Once cleared, rights-of-way historically have been maintained by removing vegetation and suppressing regrowth with chemical treatment, which impedes natural processes for reestablishing forest cover and increases erosion and sedimentation in local streams.

What We Can Do

Focus Areas The cluster plan targets the lands most important to maintaining water quality and amplifies efforts to protect them. Projects focus on four sub-watersheds: Upper Delaware River Corridor; Neversink River; Upper and Middle Brodhead Creek and Bush Kill/Hornbecks Creek. The cluster organizations seek to protect a portfolio of key lands—forests, wetlands and floodplains—that preserve the landscape’s ability to filter water and regulate its flow, and that provide ecosystem services including water filtration and flood protection valued by downstream consumers in the hundreds of millions of dollars annually. Illustrating the benefits of forests in protecting water quality and the impact of development on watershed resources through modeling could help unite citizens and municipalities around implementation of strong conservation projects, practices and policies.

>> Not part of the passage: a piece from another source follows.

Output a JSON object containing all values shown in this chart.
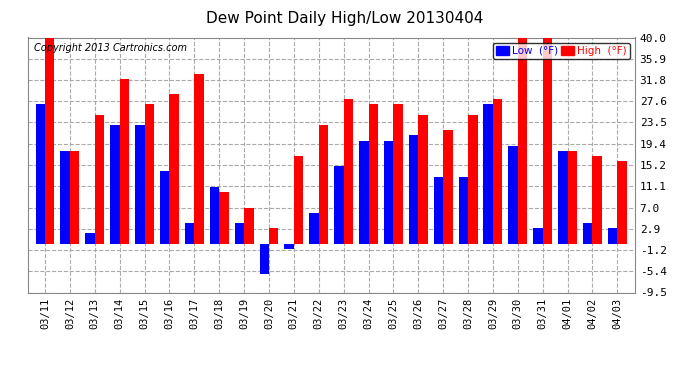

Seventeen conservation projects targeting water quality are designed to protect an estimated 10,000 acres and permanently conserve cold water trout streams. Other strategies encourage adoption of model ordinances and increase funding for the region. To amplify the pace and effectiveness of permanent protection efforts, the cluster organizations will:

  • Protect a portfolio of high-priority properties that deter forest fragmentation and deliver a high return for water protection, while also capitalizing on acquisition opportunities and leveraging available funding.
  • Increase landowner enrollment in conservation related programs and their interest in permanent protection options (such as the Working Woodlands program, niche forest management and habitat programs through the Natural Resources Conservation Service and the Common Waters Fund).
  • Strengthen the ability of municipalities in priority areas to conserve water quality by improving land-use regulations, creating a baseline by reviewing land-use regulations for 31 priority areas, presenting results to county planning directors, evaluating gaps in land-use ordinances and engaging stakeholders in improving regulations.

Monitoring and Measurement

With robust monitoring and complementary research, improvements in land use and land protection will offer insight into the relationship between conservation and water quality, and provide the rationale for investment by downstream water utilities in source-water protection in the cluster.

With a focus on maintaining the existing high water quality, monitoring will look for a stable signature—no change in water quality or degradation—in biological and chemical indicators associated with stream health. Macro-invertebrate and water chemistry monitoring will take place at approximately twelve locations, pairing sites upstream and downstream of land protection projects. Cluster organizations will collect fish samples as well as data on salamanders and algae. Watershed models will provide insight into the potential degradation averted through the permanent protection of key forest areas that may otherwise have experienced significant development. The cluster organizations are collaborating with Monroe and Pike Counties in Pennsylvania, and Orange County in New York, to obtain water-monitoring data to extend the range of sites, and will inform them of the Initiative’s activities.

 

Timeline and Investment

Needs as of January 2014, the estimated cost to address the stressors, protect critical landscapes, build constituencies and monitor impacts was just under $49 million over the next three years, with land protection constituting $36 million of this amount, and support for land use, energy planning outreach and monitoring totaling just under $13 million. The William Penn Foundation awarded $1.7 million in grants to advance this cluster’s plan in 2014, with additional support available through a competitive re-grant fund for land protection.